Sessions urges leaders not to exceed spending caps in Budget Control Act

Jeff Sessions / AP
November 26, 2012

A top Republican is insisting that party leaders retain more than $2 trillion in spending cuts agreed to in last year’s budget agreement as negotiations over the so-called fiscal cliff heat up.

Sen. Jeff Sessions (R., Ala.), ranking member on the Senate Budget Committee, sent a letter to Republican and Democratic leaders last week urging them not to exceed the spending caps outlined in the Budget Control Act (BCA) of 2011, legislation passed last year following a showdown over the federal debt ceiling.

Those caps were intended to slow the rate of spending growth over the next decade and reduce the federal deficit by $2.1 trillion, which is equal to the amount by which Congress agreed to raise the debt limit.

Sessions is concerned that the caps could be scuttled in an attempt to negotiate a deal to avoid going over the "fiscal cliff," the term used to describe more than $600 billion in automatic spending cuts and tax increases scheduled to occur on Jan. 1, 2013.

"As you know, the BCA signed into law August of last year required that spending be reduced by $2.1 trillion in exchange for an immediate $2.1 trillion increase in the debt limit," Sessions wrote. "Congress must reorganize and reprioritize these cuts, but we must not retreat from the overall amount Congress agreed to and that the President signed into law."

Sessions noted that party leaders are likely to discuss a host of measures, such as an extension of unemployment insurance, which could increase spending above the levels outlined in the BCA.

"Offsets for any of these changes must also be achieved through real savings, not gimmicks like counting baseline savings from future war spending that is not expected to occur," he wrote.

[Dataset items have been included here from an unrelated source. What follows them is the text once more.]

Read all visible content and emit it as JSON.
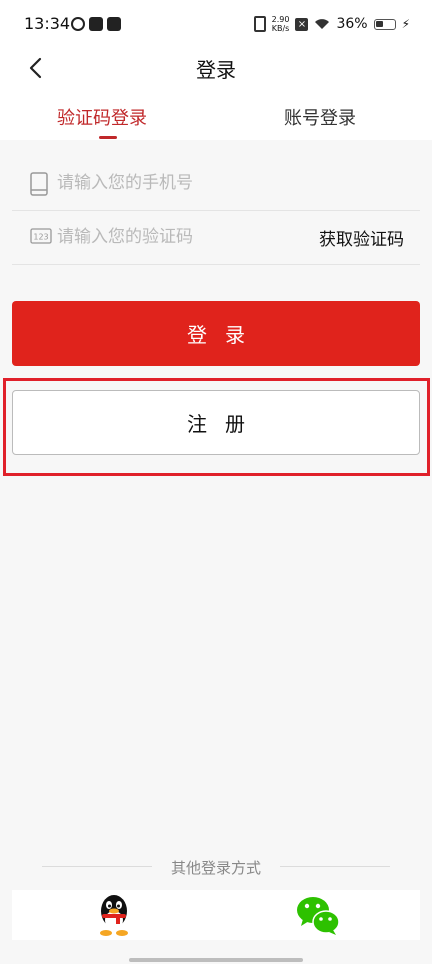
{
  "status_bar": {
    "time": "13:34",
    "speed_value": "2.90",
    "speed_unit": "KB/s",
    "battery": "36%"
  },
  "header": {
    "title": "登录",
    "back_icon": "chevron-left-icon"
  },
  "tabs": [
    {
      "label": "验证码登录",
      "active": true
    },
    {
      "label": "账号登录",
      "active": false
    }
  ],
  "form": {
    "phone_placeholder": "请输入您的手机号",
    "phone_icon": "phone-icon",
    "code_placeholder": "请输入您的验证码",
    "code_icon": "keypad-123-icon",
    "get_code_label": "获取验证码"
  },
  "buttons": {
    "login_label": "登录",
    "register_label": "注册"
  },
  "other_login": {
    "label": "其他登录方式",
    "providers": [
      "qq-icon",
      "wechat-icon"
    ]
  },
  "colors": {
    "accent": "#e0231c",
    "tab_active": "#c0282a",
    "highlight_border": "#e0202a"
  }
}
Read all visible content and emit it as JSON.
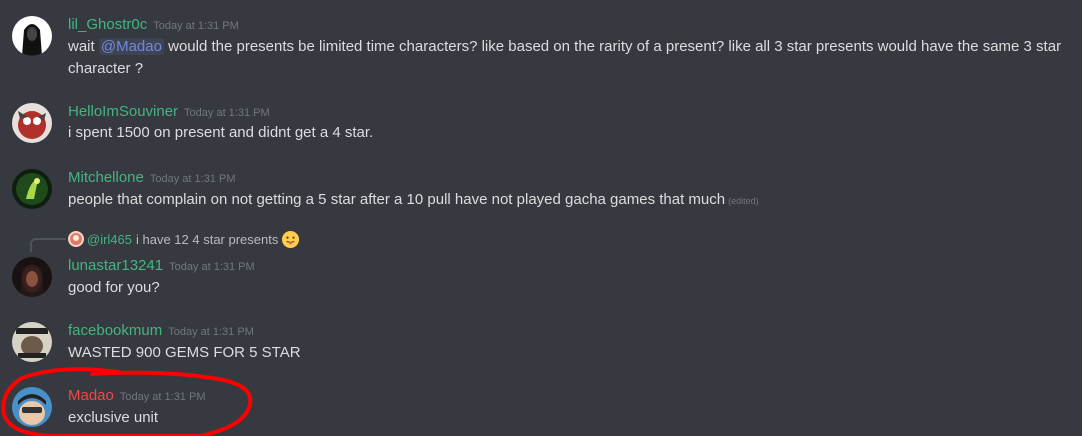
{
  "messages": [
    {
      "username": "lil_Ghostr0c",
      "timestamp": "Today at 1:31 PM",
      "text_before": "wait ",
      "mention": "@Madao",
      "text_after": " would the presents be limited time characters? like based on the rarity of a present? like all 3 star presents would have the same 3 star character ?"
    },
    {
      "username": "HelloImSouviner",
      "timestamp": "Today at 1:31 PM",
      "text": "i spent 1500 on present and didnt get a 4 star."
    },
    {
      "username": "Mitchellone",
      "timestamp": "Today at 1:31 PM",
      "text": "people that complain on not getting a 5 star after a 10 pull have not played gacha games that much",
      "edited": "(edited)"
    },
    {
      "reply": {
        "user": "@irl465",
        "text": "i have 12 4 star presents"
      },
      "username": "lunastar13241",
      "timestamp": "Today at 1:31 PM",
      "text": "good for you?"
    },
    {
      "username": "facebookmum",
      "timestamp": "Today at 1:31 PM",
      "text": "WASTED 900 GEMS FOR 5 STAR"
    },
    {
      "username": "Madao",
      "timestamp": "Today at 1:31 PM",
      "text": "exclusive unit"
    }
  ],
  "colors": {
    "background": "#36393f",
    "username_green": "#43b581",
    "username_red": "#f04747",
    "mention": "#7289da",
    "annotation_circle": "#ff0000"
  },
  "icons": {
    "reply_emoji": "tongue-out-emoji"
  }
}
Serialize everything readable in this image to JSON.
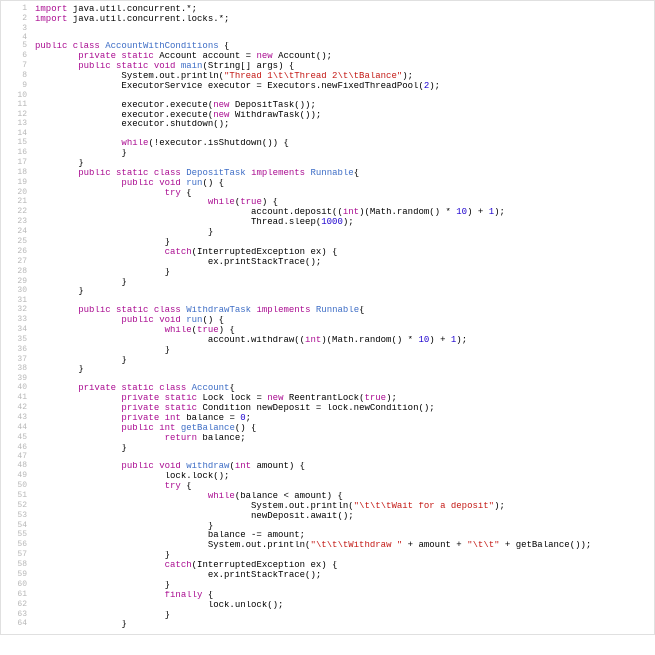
{
  "lines": [
    {
      "n": 1,
      "tokens": [
        [
          "kw",
          "import"
        ],
        [
          "plain",
          " java.util.concurrent.*;"
        ]
      ]
    },
    {
      "n": 2,
      "tokens": [
        [
          "kw",
          "import"
        ],
        [
          "plain",
          " java.util.concurrent.locks.*;"
        ]
      ]
    },
    {
      "n": 3,
      "tokens": [
        [
          "plain",
          ""
        ]
      ]
    },
    {
      "n": 4,
      "tokens": [
        [
          "plain",
          ""
        ]
      ]
    },
    {
      "n": 5,
      "tokens": [
        [
          "kw",
          "public class"
        ],
        [
          "plain",
          " "
        ],
        [
          "cls",
          "AccountWithConditions"
        ],
        [
          "plain",
          " {"
        ]
      ]
    },
    {
      "n": 6,
      "tokens": [
        [
          "plain",
          "        "
        ],
        [
          "kw",
          "private static"
        ],
        [
          "plain",
          " Account account = "
        ],
        [
          "kw",
          "new"
        ],
        [
          "plain",
          " Account();"
        ]
      ]
    },
    {
      "n": 7,
      "tokens": [
        [
          "plain",
          "        "
        ],
        [
          "kw",
          "public static void"
        ],
        [
          "plain",
          " "
        ],
        [
          "cls",
          "main"
        ],
        [
          "plain",
          "(String[] args) {"
        ]
      ]
    },
    {
      "n": 8,
      "tokens": [
        [
          "plain",
          "                System.out.println("
        ],
        [
          "str",
          "\"Thread 1\\t\\tThread 2\\t\\tBalance\""
        ],
        [
          "plain",
          ");"
        ]
      ]
    },
    {
      "n": 9,
      "tokens": [
        [
          "plain",
          "                ExecutorService executor = Executors.newFixedThreadPool("
        ],
        [
          "num",
          "2"
        ],
        [
          "plain",
          ");"
        ]
      ]
    },
    {
      "n": 10,
      "tokens": [
        [
          "plain",
          ""
        ]
      ]
    },
    {
      "n": 11,
      "tokens": [
        [
          "plain",
          "                executor.execute("
        ],
        [
          "kw",
          "new"
        ],
        [
          "plain",
          " DepositTask());"
        ]
      ]
    },
    {
      "n": 12,
      "tokens": [
        [
          "plain",
          "                executor.execute("
        ],
        [
          "kw",
          "new"
        ],
        [
          "plain",
          " WithdrawTask());"
        ]
      ]
    },
    {
      "n": 13,
      "tokens": [
        [
          "plain",
          "                executor.shutdown();"
        ]
      ]
    },
    {
      "n": 14,
      "tokens": [
        [
          "plain",
          ""
        ]
      ]
    },
    {
      "n": 15,
      "tokens": [
        [
          "plain",
          "                "
        ],
        [
          "kw",
          "while"
        ],
        [
          "plain",
          "(!executor.isShutdown()) {"
        ]
      ]
    },
    {
      "n": 16,
      "tokens": [
        [
          "plain",
          "                }"
        ]
      ]
    },
    {
      "n": 17,
      "tokens": [
        [
          "plain",
          "        }"
        ]
      ]
    },
    {
      "n": 18,
      "tokens": [
        [
          "plain",
          "        "
        ],
        [
          "kw",
          "public static class"
        ],
        [
          "plain",
          " "
        ],
        [
          "cls",
          "DepositTask"
        ],
        [
          "plain",
          " "
        ],
        [
          "kw",
          "implements"
        ],
        [
          "plain",
          " "
        ],
        [
          "cls",
          "Runnable"
        ],
        [
          "plain",
          "{"
        ]
      ]
    },
    {
      "n": 19,
      "tokens": [
        [
          "plain",
          "                "
        ],
        [
          "kw",
          "public void"
        ],
        [
          "plain",
          " "
        ],
        [
          "cls",
          "run"
        ],
        [
          "plain",
          "() {"
        ]
      ]
    },
    {
      "n": 20,
      "tokens": [
        [
          "plain",
          "                        "
        ],
        [
          "kw",
          "try"
        ],
        [
          "plain",
          " {"
        ]
      ]
    },
    {
      "n": 21,
      "tokens": [
        [
          "plain",
          "                                "
        ],
        [
          "kw",
          "while"
        ],
        [
          "plain",
          "("
        ],
        [
          "bool",
          "true"
        ],
        [
          "plain",
          ") {"
        ]
      ]
    },
    {
      "n": 22,
      "tokens": [
        [
          "plain",
          "                                        account.deposit(("
        ],
        [
          "kw",
          "int"
        ],
        [
          "plain",
          ")(Math.random() * "
        ],
        [
          "num",
          "10"
        ],
        [
          "plain",
          ") + "
        ],
        [
          "num",
          "1"
        ],
        [
          "plain",
          ");"
        ]
      ]
    },
    {
      "n": 23,
      "tokens": [
        [
          "plain",
          "                                        Thread.sleep("
        ],
        [
          "num",
          "1000"
        ],
        [
          "plain",
          ");"
        ]
      ]
    },
    {
      "n": 24,
      "tokens": [
        [
          "plain",
          "                                }"
        ]
      ]
    },
    {
      "n": 25,
      "tokens": [
        [
          "plain",
          "                        }"
        ]
      ]
    },
    {
      "n": 26,
      "tokens": [
        [
          "plain",
          "                        "
        ],
        [
          "kw",
          "catch"
        ],
        [
          "plain",
          "(InterruptedException ex) {"
        ]
      ]
    },
    {
      "n": 27,
      "tokens": [
        [
          "plain",
          "                                ex.printStackTrace();"
        ]
      ]
    },
    {
      "n": 28,
      "tokens": [
        [
          "plain",
          "                        }"
        ]
      ]
    },
    {
      "n": 29,
      "tokens": [
        [
          "plain",
          "                }"
        ]
      ]
    },
    {
      "n": 30,
      "tokens": [
        [
          "plain",
          "        }"
        ]
      ]
    },
    {
      "n": 31,
      "tokens": [
        [
          "plain",
          ""
        ]
      ]
    },
    {
      "n": 32,
      "tokens": [
        [
          "plain",
          "        "
        ],
        [
          "kw",
          "public static class"
        ],
        [
          "plain",
          " "
        ],
        [
          "cls",
          "WithdrawTask"
        ],
        [
          "plain",
          " "
        ],
        [
          "kw",
          "implements"
        ],
        [
          "plain",
          " "
        ],
        [
          "cls",
          "Runnable"
        ],
        [
          "plain",
          "{"
        ]
      ]
    },
    {
      "n": 33,
      "tokens": [
        [
          "plain",
          "                "
        ],
        [
          "kw",
          "public void"
        ],
        [
          "plain",
          " "
        ],
        [
          "cls",
          "run"
        ],
        [
          "plain",
          "() {"
        ]
      ]
    },
    {
      "n": 34,
      "tokens": [
        [
          "plain",
          "                        "
        ],
        [
          "kw",
          "while"
        ],
        [
          "plain",
          "("
        ],
        [
          "bool",
          "true"
        ],
        [
          "plain",
          ") {"
        ]
      ]
    },
    {
      "n": 35,
      "tokens": [
        [
          "plain",
          "                                account.withdraw(("
        ],
        [
          "kw",
          "int"
        ],
        [
          "plain",
          ")(Math.random() * "
        ],
        [
          "num",
          "10"
        ],
        [
          "plain",
          ") + "
        ],
        [
          "num",
          "1"
        ],
        [
          "plain",
          ");"
        ]
      ]
    },
    {
      "n": 36,
      "tokens": [
        [
          "plain",
          "                        }"
        ]
      ]
    },
    {
      "n": 37,
      "tokens": [
        [
          "plain",
          "                }"
        ]
      ]
    },
    {
      "n": 38,
      "tokens": [
        [
          "plain",
          "        }"
        ]
      ]
    },
    {
      "n": 39,
      "tokens": [
        [
          "plain",
          ""
        ]
      ]
    },
    {
      "n": 40,
      "tokens": [
        [
          "plain",
          "        "
        ],
        [
          "kw",
          "private static class"
        ],
        [
          "plain",
          " "
        ],
        [
          "cls",
          "Account"
        ],
        [
          "plain",
          "{"
        ]
      ]
    },
    {
      "n": 41,
      "tokens": [
        [
          "plain",
          "                "
        ],
        [
          "kw",
          "private static"
        ],
        [
          "plain",
          " Lock lock = "
        ],
        [
          "kw",
          "new"
        ],
        [
          "plain",
          " ReentrantLock("
        ],
        [
          "bool",
          "true"
        ],
        [
          "plain",
          ");"
        ]
      ]
    },
    {
      "n": 42,
      "tokens": [
        [
          "plain",
          "                "
        ],
        [
          "kw",
          "private static"
        ],
        [
          "plain",
          " Condition newDeposit = lock.newCondition();"
        ]
      ]
    },
    {
      "n": 43,
      "tokens": [
        [
          "plain",
          "                "
        ],
        [
          "kw",
          "private int"
        ],
        [
          "plain",
          " balance = "
        ],
        [
          "num",
          "0"
        ],
        [
          "plain",
          ";"
        ]
      ]
    },
    {
      "n": 44,
      "tokens": [
        [
          "plain",
          "                "
        ],
        [
          "kw",
          "public int"
        ],
        [
          "plain",
          " "
        ],
        [
          "cls",
          "getBalance"
        ],
        [
          "plain",
          "() {"
        ]
      ]
    },
    {
      "n": 45,
      "tokens": [
        [
          "plain",
          "                        "
        ],
        [
          "kw",
          "return"
        ],
        [
          "plain",
          " balance;"
        ]
      ]
    },
    {
      "n": 46,
      "tokens": [
        [
          "plain",
          "                }"
        ]
      ]
    },
    {
      "n": 47,
      "tokens": [
        [
          "plain",
          ""
        ]
      ]
    },
    {
      "n": 48,
      "tokens": [
        [
          "plain",
          "                "
        ],
        [
          "kw",
          "public void"
        ],
        [
          "plain",
          " "
        ],
        [
          "cls",
          "withdraw"
        ],
        [
          "plain",
          "("
        ],
        [
          "kw",
          "int"
        ],
        [
          "plain",
          " amount) {"
        ]
      ]
    },
    {
      "n": 49,
      "tokens": [
        [
          "plain",
          "                        lock.lock();"
        ]
      ]
    },
    {
      "n": 50,
      "tokens": [
        [
          "plain",
          "                        "
        ],
        [
          "kw",
          "try"
        ],
        [
          "plain",
          " {"
        ]
      ]
    },
    {
      "n": 51,
      "tokens": [
        [
          "plain",
          "                                "
        ],
        [
          "kw",
          "while"
        ],
        [
          "plain",
          "(balance < amount) {"
        ]
      ]
    },
    {
      "n": 52,
      "tokens": [
        [
          "plain",
          "                                        System.out.println("
        ],
        [
          "str",
          "\"\\t\\t\\tWait for a deposit\""
        ],
        [
          "plain",
          ");"
        ]
      ]
    },
    {
      "n": 53,
      "tokens": [
        [
          "plain",
          "                                        newDeposit.await();"
        ]
      ]
    },
    {
      "n": 54,
      "tokens": [
        [
          "plain",
          "                                }"
        ]
      ]
    },
    {
      "n": 55,
      "tokens": [
        [
          "plain",
          "                                balance -= amount;"
        ]
      ]
    },
    {
      "n": 56,
      "tokens": [
        [
          "plain",
          "                                System.out.println("
        ],
        [
          "str",
          "\"\\t\\t\\tWithdraw \""
        ],
        [
          "plain",
          " + amount + "
        ],
        [
          "str",
          "\"\\t\\t\""
        ],
        [
          "plain",
          " + getBalance());"
        ]
      ]
    },
    {
      "n": 57,
      "tokens": [
        [
          "plain",
          "                        }"
        ]
      ]
    },
    {
      "n": 58,
      "tokens": [
        [
          "plain",
          "                        "
        ],
        [
          "kw",
          "catch"
        ],
        [
          "plain",
          "(InterruptedException ex) {"
        ]
      ]
    },
    {
      "n": 59,
      "tokens": [
        [
          "plain",
          "                                ex.printStackTrace();"
        ]
      ]
    },
    {
      "n": 60,
      "tokens": [
        [
          "plain",
          "                        }"
        ]
      ]
    },
    {
      "n": 61,
      "tokens": [
        [
          "plain",
          "                        "
        ],
        [
          "kw",
          "finally"
        ],
        [
          "plain",
          " {"
        ]
      ]
    },
    {
      "n": 62,
      "tokens": [
        [
          "plain",
          "                                lock.unlock();"
        ]
      ]
    },
    {
      "n": 63,
      "tokens": [
        [
          "plain",
          "                        }"
        ]
      ]
    },
    {
      "n": 64,
      "tokens": [
        [
          "plain",
          "                }"
        ]
      ]
    }
  ]
}
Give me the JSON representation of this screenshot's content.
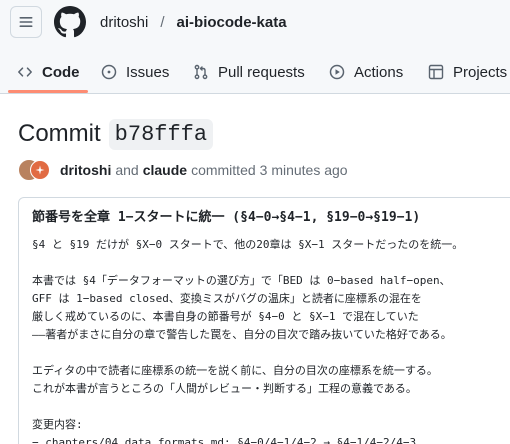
{
  "header": {
    "owner": "dritoshi",
    "separator": "/",
    "repo": "ai-biocode-kata",
    "tabs": [
      {
        "label": "Code",
        "icon": "code-icon",
        "active": true
      },
      {
        "label": "Issues",
        "icon": "issue-opened-icon",
        "active": false
      },
      {
        "label": "Pull requests",
        "icon": "git-pull-request-icon",
        "active": false
      },
      {
        "label": "Actions",
        "icon": "play-icon",
        "active": false
      },
      {
        "label": "Projects",
        "icon": "table-icon",
        "active": false
      }
    ],
    "active_tab_color": "#fd8c73"
  },
  "commit": {
    "heading": "Commit",
    "sha": "b78fffa",
    "author": "dritoshi",
    "conjunction": "and",
    "coauthor": "claude",
    "verb": "committed",
    "time": "3 minutes ago"
  },
  "message": {
    "title": "節番号を全章 1−スタートに統一 (§4−0→§4−1, §19−0→§19−1)",
    "lines": [
      "§4 と §19 だけが §X−0 スタートで、他の20章は §X−1 スタートだったのを統一。",
      "",
      "本書では §4「データフォーマットの選び方」で「BED は 0−based half−open、",
      "GFF は 1−based closed、変換ミスがバグの温床」と読者に座標系の混在を",
      "厳しく戒めているのに、本書自身の節番号が §4−0 と §X−1 で混在していた",
      "——著者がまさに自分の章で警告した罠を、自分の目次で踏み抜いていた格好である。",
      "",
      "エディタの中で読者に座標系の統一を説く前に、自分の目次の座標系を統一する。",
      "これが本書が言うところの「人間がレビュー・判断する」工程の意義である。",
      "",
      "変更内容:",
      "− chapters/04_data_formats.md: §4−0/4−1/4−2 → §4−1/4−2/4−3"
    ]
  }
}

President Barack Obama and his Democratic allies are notorious for their reliance on accounting tricks that artificially inflate the magnitude of savings in their proposals.

Sessions and other Republicans have also expressed concern that the secretive nature of the fiscal cliff negotiations could ultimately reward Democrats for their refusal to endorse a viable plan to solve the nation’s burgeoning debt problem.